Question 32
Section 1Which statement best defines a foundation model in the context of generative AI?
Correct answer: A
Explanation
A foundation model is a "large model pre-trained on broad data" and then adapted for different uses. Its defining feature is generality: it can be fine-tuned or prompted for "many downstream tasks" rather than built for only one task.

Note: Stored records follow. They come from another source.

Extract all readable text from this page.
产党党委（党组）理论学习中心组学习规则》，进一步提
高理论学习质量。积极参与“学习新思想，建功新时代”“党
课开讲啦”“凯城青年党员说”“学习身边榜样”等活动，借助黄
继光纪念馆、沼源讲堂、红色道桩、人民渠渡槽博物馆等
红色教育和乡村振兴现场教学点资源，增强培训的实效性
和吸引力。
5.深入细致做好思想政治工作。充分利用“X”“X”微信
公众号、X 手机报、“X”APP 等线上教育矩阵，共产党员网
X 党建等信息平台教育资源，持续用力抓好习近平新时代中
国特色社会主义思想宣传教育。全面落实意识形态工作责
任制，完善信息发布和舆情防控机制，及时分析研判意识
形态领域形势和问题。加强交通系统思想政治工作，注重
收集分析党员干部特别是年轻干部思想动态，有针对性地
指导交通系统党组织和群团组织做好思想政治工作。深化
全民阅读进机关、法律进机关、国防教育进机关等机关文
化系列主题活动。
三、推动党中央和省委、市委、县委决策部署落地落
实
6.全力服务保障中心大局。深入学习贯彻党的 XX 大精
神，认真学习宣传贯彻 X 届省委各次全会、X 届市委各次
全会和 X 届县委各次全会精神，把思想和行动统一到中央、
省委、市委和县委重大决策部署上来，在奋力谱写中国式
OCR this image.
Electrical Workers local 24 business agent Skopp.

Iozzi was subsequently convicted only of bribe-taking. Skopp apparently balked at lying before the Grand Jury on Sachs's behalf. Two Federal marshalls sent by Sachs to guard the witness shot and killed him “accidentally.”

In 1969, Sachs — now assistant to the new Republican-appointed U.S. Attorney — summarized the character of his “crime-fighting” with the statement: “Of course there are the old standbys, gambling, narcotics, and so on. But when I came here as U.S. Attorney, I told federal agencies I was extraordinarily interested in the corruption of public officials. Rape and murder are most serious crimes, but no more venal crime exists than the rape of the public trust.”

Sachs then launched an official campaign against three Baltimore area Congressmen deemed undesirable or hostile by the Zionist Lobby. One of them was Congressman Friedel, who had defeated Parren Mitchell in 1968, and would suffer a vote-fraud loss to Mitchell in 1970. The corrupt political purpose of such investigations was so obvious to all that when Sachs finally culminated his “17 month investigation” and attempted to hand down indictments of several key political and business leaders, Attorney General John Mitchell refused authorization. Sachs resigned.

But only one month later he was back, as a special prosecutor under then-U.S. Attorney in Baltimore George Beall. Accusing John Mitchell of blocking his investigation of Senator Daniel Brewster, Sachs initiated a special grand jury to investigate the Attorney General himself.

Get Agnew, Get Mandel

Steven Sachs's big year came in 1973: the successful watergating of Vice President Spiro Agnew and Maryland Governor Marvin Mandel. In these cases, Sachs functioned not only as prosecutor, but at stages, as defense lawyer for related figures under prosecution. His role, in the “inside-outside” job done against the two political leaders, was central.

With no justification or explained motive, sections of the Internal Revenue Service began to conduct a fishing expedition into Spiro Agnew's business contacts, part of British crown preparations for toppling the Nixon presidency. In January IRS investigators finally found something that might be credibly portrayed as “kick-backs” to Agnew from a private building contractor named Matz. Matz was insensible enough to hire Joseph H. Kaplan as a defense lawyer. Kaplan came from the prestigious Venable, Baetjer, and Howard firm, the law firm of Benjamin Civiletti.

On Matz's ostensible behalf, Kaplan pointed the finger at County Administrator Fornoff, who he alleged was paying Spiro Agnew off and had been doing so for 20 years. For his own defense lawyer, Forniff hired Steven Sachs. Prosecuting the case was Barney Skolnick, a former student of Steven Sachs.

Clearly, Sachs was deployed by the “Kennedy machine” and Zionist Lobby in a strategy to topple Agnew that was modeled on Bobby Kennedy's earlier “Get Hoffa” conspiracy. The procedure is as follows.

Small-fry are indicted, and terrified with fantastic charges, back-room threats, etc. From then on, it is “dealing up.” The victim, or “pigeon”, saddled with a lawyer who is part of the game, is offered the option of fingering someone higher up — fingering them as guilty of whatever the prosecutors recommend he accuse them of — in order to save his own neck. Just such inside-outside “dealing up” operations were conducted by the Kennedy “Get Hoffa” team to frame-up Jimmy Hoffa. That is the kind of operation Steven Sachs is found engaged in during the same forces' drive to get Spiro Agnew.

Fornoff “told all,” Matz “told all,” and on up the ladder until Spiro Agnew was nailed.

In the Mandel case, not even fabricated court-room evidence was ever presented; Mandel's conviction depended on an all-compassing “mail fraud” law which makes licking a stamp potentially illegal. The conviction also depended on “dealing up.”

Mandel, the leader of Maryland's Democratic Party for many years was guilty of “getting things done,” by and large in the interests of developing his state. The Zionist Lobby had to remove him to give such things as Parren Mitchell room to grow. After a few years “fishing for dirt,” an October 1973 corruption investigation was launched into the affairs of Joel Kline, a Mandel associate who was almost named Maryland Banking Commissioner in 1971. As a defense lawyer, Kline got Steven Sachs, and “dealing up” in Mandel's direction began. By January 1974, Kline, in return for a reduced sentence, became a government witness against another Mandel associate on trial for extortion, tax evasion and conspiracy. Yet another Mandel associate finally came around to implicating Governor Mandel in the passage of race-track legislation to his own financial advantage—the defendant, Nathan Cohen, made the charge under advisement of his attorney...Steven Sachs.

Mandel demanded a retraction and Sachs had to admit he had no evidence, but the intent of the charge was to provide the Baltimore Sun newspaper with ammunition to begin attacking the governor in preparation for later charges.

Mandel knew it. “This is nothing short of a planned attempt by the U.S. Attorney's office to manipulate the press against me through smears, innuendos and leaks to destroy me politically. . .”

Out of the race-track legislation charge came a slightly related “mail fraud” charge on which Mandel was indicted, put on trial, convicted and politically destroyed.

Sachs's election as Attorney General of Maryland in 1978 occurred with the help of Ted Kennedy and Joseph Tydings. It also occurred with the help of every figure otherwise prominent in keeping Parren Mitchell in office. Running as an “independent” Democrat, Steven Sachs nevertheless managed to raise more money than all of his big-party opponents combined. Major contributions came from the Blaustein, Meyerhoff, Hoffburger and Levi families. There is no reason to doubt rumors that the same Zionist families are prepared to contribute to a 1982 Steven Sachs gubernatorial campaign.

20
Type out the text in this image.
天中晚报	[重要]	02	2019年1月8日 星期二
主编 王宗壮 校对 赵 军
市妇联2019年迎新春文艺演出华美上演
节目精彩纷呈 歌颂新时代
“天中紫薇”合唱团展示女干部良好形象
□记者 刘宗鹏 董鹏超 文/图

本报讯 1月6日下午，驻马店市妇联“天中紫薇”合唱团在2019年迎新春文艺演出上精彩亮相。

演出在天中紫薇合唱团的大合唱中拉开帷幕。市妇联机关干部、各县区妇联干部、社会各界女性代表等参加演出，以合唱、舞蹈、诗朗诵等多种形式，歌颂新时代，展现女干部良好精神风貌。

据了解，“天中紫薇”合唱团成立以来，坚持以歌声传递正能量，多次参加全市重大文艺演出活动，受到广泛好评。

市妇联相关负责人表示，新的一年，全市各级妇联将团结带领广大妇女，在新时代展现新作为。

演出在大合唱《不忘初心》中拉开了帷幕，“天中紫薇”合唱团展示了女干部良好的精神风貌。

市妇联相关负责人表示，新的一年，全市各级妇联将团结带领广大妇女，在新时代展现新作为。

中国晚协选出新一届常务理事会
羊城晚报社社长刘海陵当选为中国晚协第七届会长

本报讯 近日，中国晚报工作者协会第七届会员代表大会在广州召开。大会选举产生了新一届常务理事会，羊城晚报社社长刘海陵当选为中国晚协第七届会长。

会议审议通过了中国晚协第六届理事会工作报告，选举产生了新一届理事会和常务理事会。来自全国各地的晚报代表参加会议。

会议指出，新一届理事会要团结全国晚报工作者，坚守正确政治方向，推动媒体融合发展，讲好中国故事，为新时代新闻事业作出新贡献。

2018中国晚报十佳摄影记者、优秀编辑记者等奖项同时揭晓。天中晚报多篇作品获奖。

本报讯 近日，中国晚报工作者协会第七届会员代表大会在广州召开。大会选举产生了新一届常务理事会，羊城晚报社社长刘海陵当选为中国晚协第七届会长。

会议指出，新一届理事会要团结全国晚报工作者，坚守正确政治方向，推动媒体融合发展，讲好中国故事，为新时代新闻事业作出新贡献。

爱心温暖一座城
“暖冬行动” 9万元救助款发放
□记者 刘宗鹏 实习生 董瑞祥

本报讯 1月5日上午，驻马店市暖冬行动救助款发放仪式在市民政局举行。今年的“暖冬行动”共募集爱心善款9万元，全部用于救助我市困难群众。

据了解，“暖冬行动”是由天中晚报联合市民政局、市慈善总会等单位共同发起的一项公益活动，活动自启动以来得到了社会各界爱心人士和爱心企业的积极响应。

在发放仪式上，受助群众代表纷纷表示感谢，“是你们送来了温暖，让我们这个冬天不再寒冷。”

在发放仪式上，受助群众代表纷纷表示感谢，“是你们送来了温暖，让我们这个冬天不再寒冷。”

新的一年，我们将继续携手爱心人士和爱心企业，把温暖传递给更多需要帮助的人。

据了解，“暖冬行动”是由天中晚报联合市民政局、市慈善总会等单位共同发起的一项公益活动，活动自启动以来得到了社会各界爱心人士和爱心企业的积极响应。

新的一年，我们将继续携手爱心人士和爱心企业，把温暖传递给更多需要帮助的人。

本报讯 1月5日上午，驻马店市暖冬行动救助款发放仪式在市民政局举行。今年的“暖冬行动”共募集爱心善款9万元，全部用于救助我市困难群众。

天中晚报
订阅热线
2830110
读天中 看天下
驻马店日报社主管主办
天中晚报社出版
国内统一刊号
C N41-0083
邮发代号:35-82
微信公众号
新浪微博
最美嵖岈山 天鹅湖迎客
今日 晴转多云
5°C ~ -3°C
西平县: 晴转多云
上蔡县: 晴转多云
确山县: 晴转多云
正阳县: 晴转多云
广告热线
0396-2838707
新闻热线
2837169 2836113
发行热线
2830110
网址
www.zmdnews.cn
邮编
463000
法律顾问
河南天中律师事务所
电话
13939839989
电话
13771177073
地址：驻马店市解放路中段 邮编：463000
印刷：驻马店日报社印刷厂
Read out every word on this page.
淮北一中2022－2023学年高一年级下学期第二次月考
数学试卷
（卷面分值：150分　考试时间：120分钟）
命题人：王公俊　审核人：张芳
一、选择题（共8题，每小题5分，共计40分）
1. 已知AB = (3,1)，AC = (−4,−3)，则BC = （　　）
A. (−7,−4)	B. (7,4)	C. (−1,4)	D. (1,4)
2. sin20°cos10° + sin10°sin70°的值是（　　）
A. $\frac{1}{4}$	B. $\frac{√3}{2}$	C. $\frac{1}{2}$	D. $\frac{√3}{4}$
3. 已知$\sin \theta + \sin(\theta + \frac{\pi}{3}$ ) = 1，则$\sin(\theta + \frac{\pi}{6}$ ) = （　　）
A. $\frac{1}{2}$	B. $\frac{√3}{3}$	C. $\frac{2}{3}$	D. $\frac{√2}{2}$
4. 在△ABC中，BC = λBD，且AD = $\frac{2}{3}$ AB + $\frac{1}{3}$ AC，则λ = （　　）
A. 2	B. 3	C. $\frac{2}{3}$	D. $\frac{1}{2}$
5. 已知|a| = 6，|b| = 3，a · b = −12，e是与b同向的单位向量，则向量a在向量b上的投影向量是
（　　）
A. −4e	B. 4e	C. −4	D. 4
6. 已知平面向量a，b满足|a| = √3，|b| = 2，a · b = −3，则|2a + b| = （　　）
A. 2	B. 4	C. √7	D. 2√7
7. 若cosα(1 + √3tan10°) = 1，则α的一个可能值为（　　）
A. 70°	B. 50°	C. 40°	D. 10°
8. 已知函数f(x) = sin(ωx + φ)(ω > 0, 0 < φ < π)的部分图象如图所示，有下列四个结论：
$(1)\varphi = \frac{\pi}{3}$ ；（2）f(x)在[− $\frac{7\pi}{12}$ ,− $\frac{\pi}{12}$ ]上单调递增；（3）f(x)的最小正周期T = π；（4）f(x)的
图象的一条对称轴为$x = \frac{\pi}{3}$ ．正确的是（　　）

Why each option is right or wrong
A. A large model pre-trained on broad data that can be adapted to many downstream tasks
Under the standard generative-AI usage adopted in major frameworks such as the Stanford CRFM definition and the NIST AI RMF terminology, a foundation model is characterized by scale, broad pre-training, and transferability to multiple tasks. The defining features are that it is trained first on large, diverse datasets and then reused via prompting or fine-tuning for different downstream applications, rather than being limited to a single narrow function.
B. A small task-specific model trained on labeled data for one classification problem
Describes a narrow supervised model for one task, not a general reusable pre-trained model.
C. A rule-based system that uses if-then logic and curated knowledge bases
Refers to symbolic AI with hand-written rules, not learned generative model behavior from large-scale pretraining.
D. A federated learning model that trains only on edge devices
Defines a training setup across devices, not the meaning of a foundation model itself.